孟婕妤 时炳江
1 莱阳市中医医院麻醉科,山东 莱阳 265200
2 烟台市莱阳中心医院麻醉科,山东 莱阳 265200
中国人口逐渐老龄化,但医疗条件在不断改进,目前有更多手术技术适用于老年伤病患者,而麻醉干预的完善为术中安全提供了保障。由于老年患者自身素质下降导致麻醉耐受性降低,在手术的过程中选择不同麻醉方式降低术后患者并发症发生率[1-3]。尤其针对治疗老年骨折并发下肢静脉血栓手术,不同麻醉方式具有较大差异性,为术后临床疗效带来不同影响。下肢骨折并发深静脉血栓手术中推行腰—硬联合麻醉干预可提升麻醉安全性,下肢静脉血流动力更加平稳,椎管内实施麻醉时刻让患者处于清醒状态,及时发现下肢异常,同时降低高龄患者手术风险,预防栓子脱落[4-5]。老年人身体机能下降,骨质中营养物质逐渐消失,骨折发生率高于年轻人,严重影响老年人生活质量。本研究探讨老年下肢骨折患者并发深静脉血栓形成给予不同麻醉方式后手术治疗的临床疗效,现报道如下。
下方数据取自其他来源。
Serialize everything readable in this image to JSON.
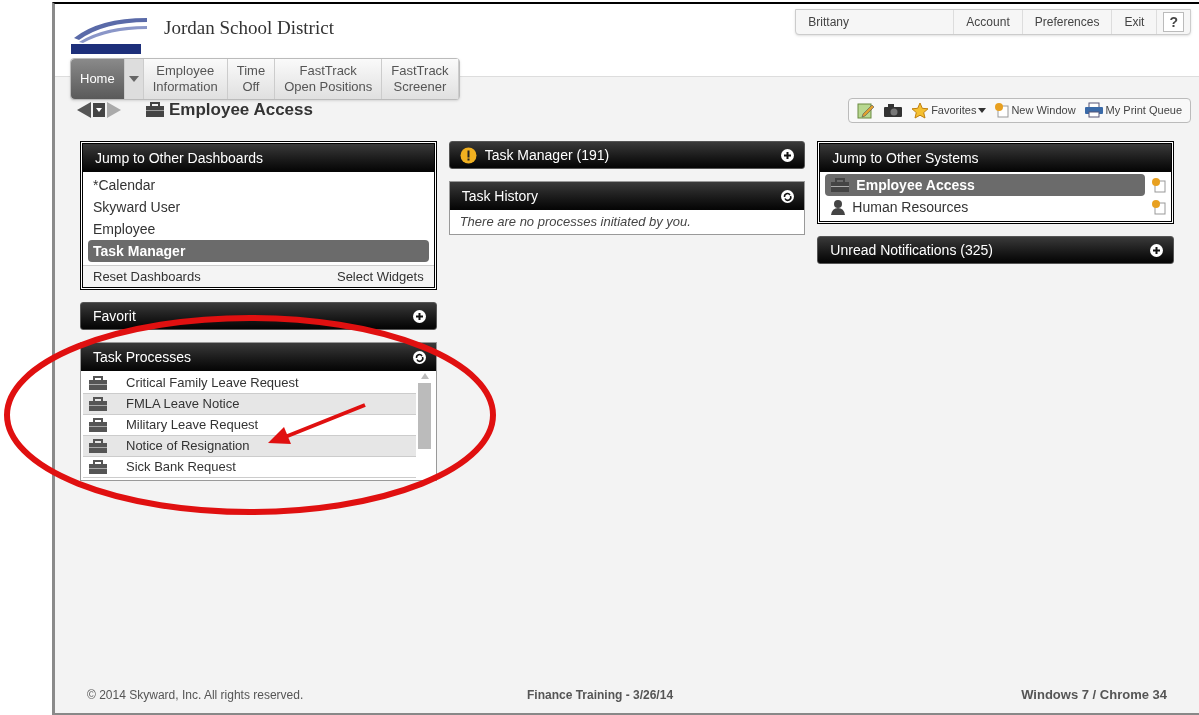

选取莱阳市中医医院2018 年8 月至2019 年6 月治疗的92 例老年下肢骨折并发深静脉血栓形成患者,根据麻醉方法的不同分为观察组和对照组,各46 例。对照组,男性26 例,女性20 例,平均年龄(73.1±7.2)岁,平均体重(62.0±6.1)kg;观察组,男性23 例,女性23 例,平均年龄(72.8±6.7)岁,平均体重(63.2±6.6)kg。两组老年下肢骨折患者一般临床资料比较,差异无统计学意义,具有可比性。纳入患者无椎管内麻醉禁忌证。排除标准:(1)患者常规麻醉药物过敏者;(2)有严重凝血障碍者与手术耐受性较差;(3)精神疾病患者与患有重大免疫型疾病者(心肺功能障碍);(4)严重交流障碍病患者。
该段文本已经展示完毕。